Even so, I got to tell her about watching the PBS Newshour (July 6, 2005) when Steve Chapman of the Chicago Tribune said that a federal shield law would cover more than 90 percent of the cases where confidential sources are used, but it would not have applied to her case.  Then Bill Keller, who was on the program as Judy's defender and supporter, said Chapman was correct.  Judy Miller's decision to go to jail was an act of civil disobedience, he said, because she had "run out of legal protection."

My question for Judy:  Why is it that as you travel the country speaking out for a federal shield law--before journalism groups, legal societies, on TV, and the Congress--you invariably fail to mention what your champion (then) Bill Keller understood: the shield law would not have protected you because of the weird facts in this case?  It certainly matters to how effective you can be in making a case to the nation for the shield law, I said.  Yet you leave it out.  And your remarks today were a perfect example.

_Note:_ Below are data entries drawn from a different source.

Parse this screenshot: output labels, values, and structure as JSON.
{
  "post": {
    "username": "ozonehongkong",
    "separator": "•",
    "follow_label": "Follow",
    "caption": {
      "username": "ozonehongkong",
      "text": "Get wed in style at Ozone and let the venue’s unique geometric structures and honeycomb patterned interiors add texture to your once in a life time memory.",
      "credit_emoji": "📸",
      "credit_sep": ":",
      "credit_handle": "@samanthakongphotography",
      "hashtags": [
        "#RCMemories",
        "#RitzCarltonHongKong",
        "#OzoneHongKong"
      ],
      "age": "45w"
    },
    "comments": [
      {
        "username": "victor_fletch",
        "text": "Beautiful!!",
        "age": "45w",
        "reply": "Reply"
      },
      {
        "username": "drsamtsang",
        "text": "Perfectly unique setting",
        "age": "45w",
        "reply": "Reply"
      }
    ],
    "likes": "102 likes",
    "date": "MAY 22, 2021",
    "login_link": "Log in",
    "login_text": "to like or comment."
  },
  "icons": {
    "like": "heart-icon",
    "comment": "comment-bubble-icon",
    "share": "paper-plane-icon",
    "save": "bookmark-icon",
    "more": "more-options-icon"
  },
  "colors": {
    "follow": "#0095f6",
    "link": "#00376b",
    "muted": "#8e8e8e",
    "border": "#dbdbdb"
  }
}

Miller said it was a good question.  She said Keller was wrong.  The law would have protected her.  Her lawyer told her so.  The only exception in the bill is for matters of national security. "It's not the only thing I disagree with Bill Keller about," she said with a chuckle and toss of the head.  But even if the law didn't apply to her and Fitzgerald, Miller added, it was a good law and important to talk about. 

True, and that's exactly why the law needs a different advocate, someone who is not Judith Miller.
The law, as Jay notes, is the Senate's Free Flow of Information Act of 2005, which says you cannot be compelled to give up a source unless "disclosure of the identity of such a source is necessary to prevent imminent and actual harm to national security."

Says Jay:
I've asked a lot of people with knowledge of Washington, and of this bill.  I haven't found one who thinks there can be a vote on a federal shield law without an exception in it for revealing the identity of a covert agent.  A case in which that happened is not going to be a covered case; and anyone with political sense knows it.
Indeed, Professor Geoffrey Stone, former board member of the ACLU, writes:
In the Plame case, we have a relatively unusual circumstance where the source is essentially using the press in an effort to commit a federal crime...no version of a reporter-source privilege in my view or my judgment would cover the particulars of this situation.
As one of the commenters over at Sadly, No! said, "you know you don't have a leg to stand on when the ACLU tells you to shut up and take your medicine! They defended Rush Limbaugh. Jesus tapdancing christ, LIMBAUGH!

Evidently Judy still isn't taking her medicine. But boy don't we keep trying to give it to her.